The degree of a vertex is the number of edges connected to it. Written as deg(v), it’s one of the most fundamental measurements in graph theory and the starting point for understanding how graphs behave. If a vertex has three edges touching it, its degree is 3.
How Vertex Degree Works
A graph is a collection of vertices (points) connected by edges (lines). The degree of any vertex is simply a count of how many edges meet at that point. Picture five people in a room, each represented by a dot. Draw a line between any two people who know each other. If one person knows three others, their vertex has degree 3.
Two special cases come up often. A vertex with degree 0, meaning no edges touch it at all, is called an isolated vertex. A vertex with degree 1, connected by a single edge, is called a pendant vertex. These terms appear frequently in proofs and problem sets because they represent boundary conditions in a graph’s structure.
Degree in Directed Graphs
In a standard (undirected) graph, edges have no direction. But in a directed graph, each edge goes from one vertex to another, like a one-way street. This splits the concept of degree into two parts:
- In-degree, written deg⁻(v), counts the number of edges pointing into a vertex.
- Out-degree, written deg⁺(v), counts the number of edges pointing out from a vertex.
If you think of a Twitter-style social network where “following” is one-directional, in-degree represents how many followers someone has, while out-degree represents how many people they follow. The two numbers can be completely different for the same vertex.
The Handshaking Lemma
One of the first theorems students encounter in graph theory ties vertex degrees directly to the number of edges. The degree sum formula (often called the handshaking lemma) states that if you add up the degrees of every vertex in a graph, the result is exactly twice the number of edges. In notation: the sum of deg(v) for all vertices equals 2|E|, where |E| is the total edge count.

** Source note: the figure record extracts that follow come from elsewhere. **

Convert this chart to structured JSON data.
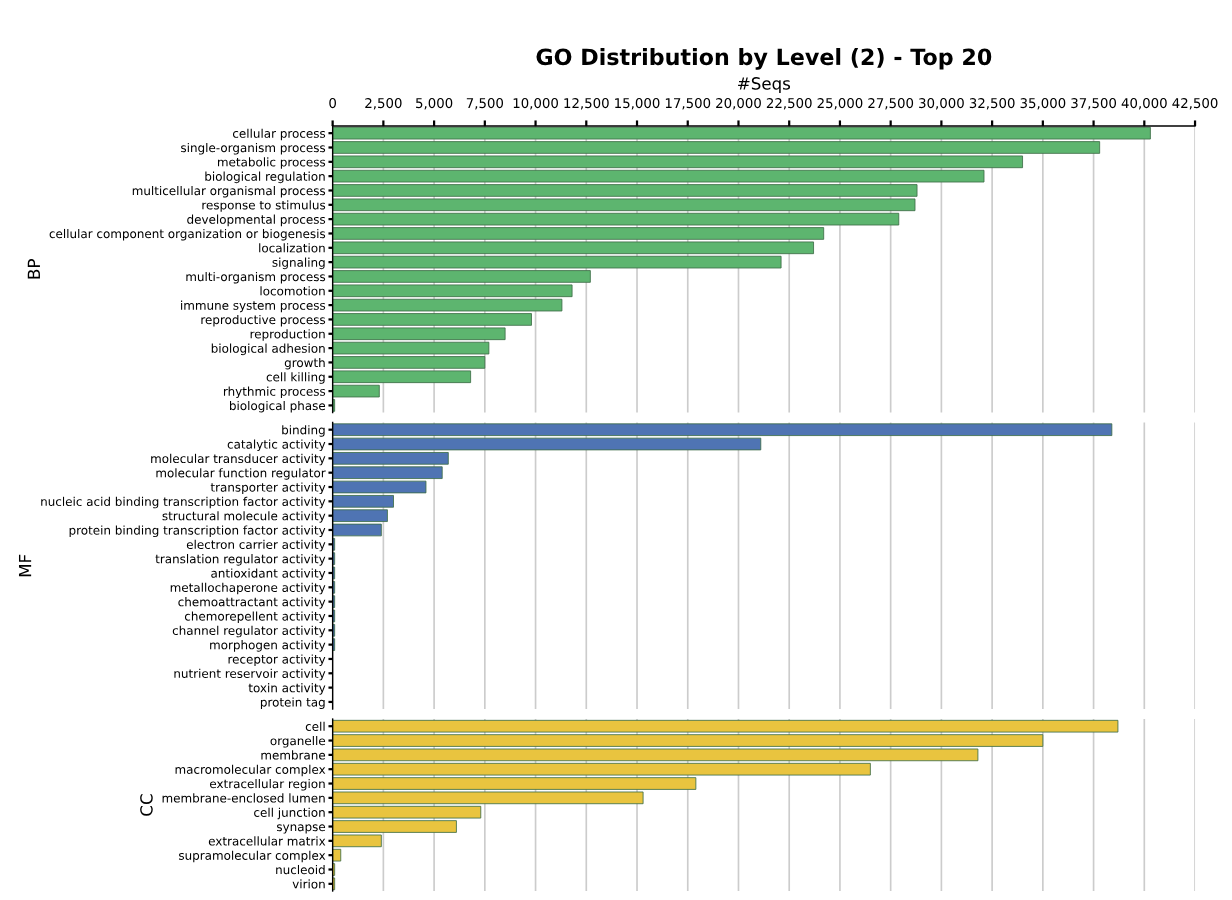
{
  "chart_data": [
    {
      "type": "bar",
      "orientation": "horizontal",
      "title": "GO Distribution by Level (2) - Top 20",
      "xlabel": "#Seqs",
      "ylabel": "BP",
      "color": "#5db56f",
      "grid": "x",
      "xlim": [
        0,
        42500
      ],
      "xticks": [
        0,
        {
          "value": 2500,
          "label": "2,500"
        },
        {
          "value": 5000,
          "label": "5,000"
        },
        {
          "value": 7500,
          "label": "7,500"
        },
        {
          "value": 10000,
          "label": "10,000"
        },
        {
          "value": 12500,
          "label": "12,500"
        },
        {
          "value": 15000,
          "label": "15,000"
        },
        {
          "value": 17500,
          "label": "17,500"
        },
        {
          "value": 20000,
          "label": "20,000"
        },
        {
          "value": 22500,
          "label": "22,500"
        },
        {
          "value": 25000,
          "label": "25,000"
        },
        {
          "value": 27500,
          "label": "27,500"
        },
        {
          "value": 30000,
          "label": "30,000"
        },
        {
          "value": 32500,
          "label": "32,500"
        },
        {
          "value": 35000,
          "label": "35,000"
        },
        {
          "value": 37500,
          "label": "37,500"
        },
        {
          "value": 40000,
          "label": "40,000"
        },
        {
          "value": 42500,
          "label": "42,500"
        }
      ],
      "categories": [
        "cellular process",
        "single-organism process",
        "metabolic process",
        "biological regulation",
        "multicellular organismal process",
        "response to stimulus",
        "developmental process",
        "cellular component organization or biogenesis",
        "localization",
        "signaling",
        "multi-organism process",
        "locomotion",
        "immune system process",
        "reproductive process",
        "reproduction",
        "biological adhesion",
        "growth",
        "cell killing",
        "rhythmic process",
        "biological phase"
      ],
      "values": [
        40300,
        37800,
        34000,
        32100,
        28800,
        28700,
        27900,
        24200,
        23700,
        22100,
        12700,
        11800,
        11300,
        9800,
        8500,
        7700,
        7500,
        6800,
        2300,
        100
      ]
    },
    {
      "type": "bar",
      "orientation": "horizontal",
      "ylabel": "MF",
      "color": "#4f74b3",
      "grid": "x",
      "xlim": [
        0,
        42500
      ],
      "tick_labels": "y",
      "categories": [
        "binding",
        "catalytic activity",
        "molecular transducer activity",
        "molecular function regulator",
        "transporter activity",
        "nucleic acid binding transcription factor activity",
        "structural molecule activity",
        "protein binding transcription factor activity",
        "electron carrier activity",
        "translation regulator activity",
        "antioxidant activity",
        "metallochaperone activity",
        "chemoattractant activity",
        "chemorepellent activity",
        "channel regulator activity",
        "morphogen activity",
        "receptor activity",
        "nutrient reservoir activity",
        "toxin activity",
        "protein tag"
      ],
      "values": [
        38400,
        21100,
        5700,
        5400,
        4600,
        3000,
        2700,
        2400,
        100,
        100,
        100,
        100,
        100,
        100,
        100,
        100,
        null,
        null,
        null,
        null
      ]
    },
    {
      "type": "bar",
      "orientation": "horizontal",
      "ylabel": "CC",
      "color": "#e9c43f",
      "grid": "x",
      "xlim": [
        0,
        42500
      ],
      "tick_labels": "y",
      "categories": [
        "cell",
        "organelle",
        "membrane",
        "macromolecular complex",
        "extracellular region",
        "membrane-enclosed lumen",
        "cell junction",
        "synapse",
        "extracellular matrix",
        "supramolecular complex",
        "nucleoid",
        "virion"
      ],
      "values": [
        38700,
        35000,
        31800,
        26500,
        17900,
        15300,
        7300,
        6100,
        2400,
        400,
        100,
        100
      ]
    }
  ]
}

This makes intuitive sense. Every edge has two endpoints, so each edge contributes 1 to the degree of each endpoint, adding 2 to the total sum. A practical consequence: the sum of all vertex degrees in any graph is always an even number, which means the number of vertices with odd degree is always even. This simple fact turns out to be surprisingly powerful for proving whether certain graphs can exist.
Minimum and Maximum Degree
When analyzing a whole graph rather than a single vertex, two summary values come up constantly. The minimum degree, written with the Greek letter δ(G), is the smallest degree found among all vertices. The maximum degree, written Δ(G), is the largest. A graph where every vertex has degree between 3 and 5, for example, has δ(G) = 3 and Δ(G) = 5.
When every vertex in a graph has the same degree, the graph is called regular. More specifically, a graph where every vertex has degree k is called k-regular. A cube, for instance, is 3-regular because every corner connects to exactly three edges. Regular graphs show up throughout combinatorics and network design because their uniformity makes them easier to analyze and often gives them desirable properties like symmetry and balanced connectivity.
Degree Sequences
List out the degree of every vertex in a graph and sort the numbers in non-increasing order. That list is the graph’s degree sequence. For a triangle (three vertices, each connected to the other two), the degree sequence is [2, 2, 2]. For a path of four vertices connected in a line, it’s [2, 2, 1, 1].
A natural question arises: given a list of numbers, can you always build a graph with that degree sequence? Not necessarily. A sequence of non-negative integers that can be realized as the degrees of some simple graph is called a graphic sequence. The Havel-Hakimi algorithm provides a systematic way to check. It works by repeatedly taking the largest degree in the sequence, “connecting” it to the next entries by subtracting 1 from that many values, removing it, re-sorting, and repeating. If you ever reach all zeros, the sequence is graphic. If you hit a negative number or an impossible state, no such graph exists.
For example, consider the sequence [3, 3, 2, 2, 2]. Take the first value (3), subtract 1 from the next three values, giving [2, 1, 1, 2]. Re-sort to [2, 2, 1, 1], then repeat. This process eventually reduces to all zeros, confirming a graph with that degree sequence can be drawn.
Degree Centrality in Networks
Outside pure mathematics, vertex degree becomes a practical tool for measuring importance in networks. In network science, the degree of a vertex is the simplest form of centrality: the idea that the more connections a node has, the more influential it is. A person in a social network who knows 200 people has higher degree centrality than someone who knows 10, and is better positioned to spread information quickly.
This concept extends beyond individual vertices. Researchers also measure degree centrality for clusters, counting how many outside vertices connect to at least one member of the group. A tightly connected group (called a clique) with high degree centrality represents a cohesive cluster that also reaches many people beyond its boundaries. This makes degree centrality useful in fields ranging from biology to tourism management to automated text summarization, anywhere you need to identify the most connected or influential nodes in a system.
Degree centrality’s main advantage is simplicity. It requires nothing more than counting edges, which makes it fast to compute even in networks with millions of nodes. More sophisticated measures like betweenness centrality and closeness centrality capture different aspects of a node’s position, but degree remains the most intuitive starting point for understanding network structure.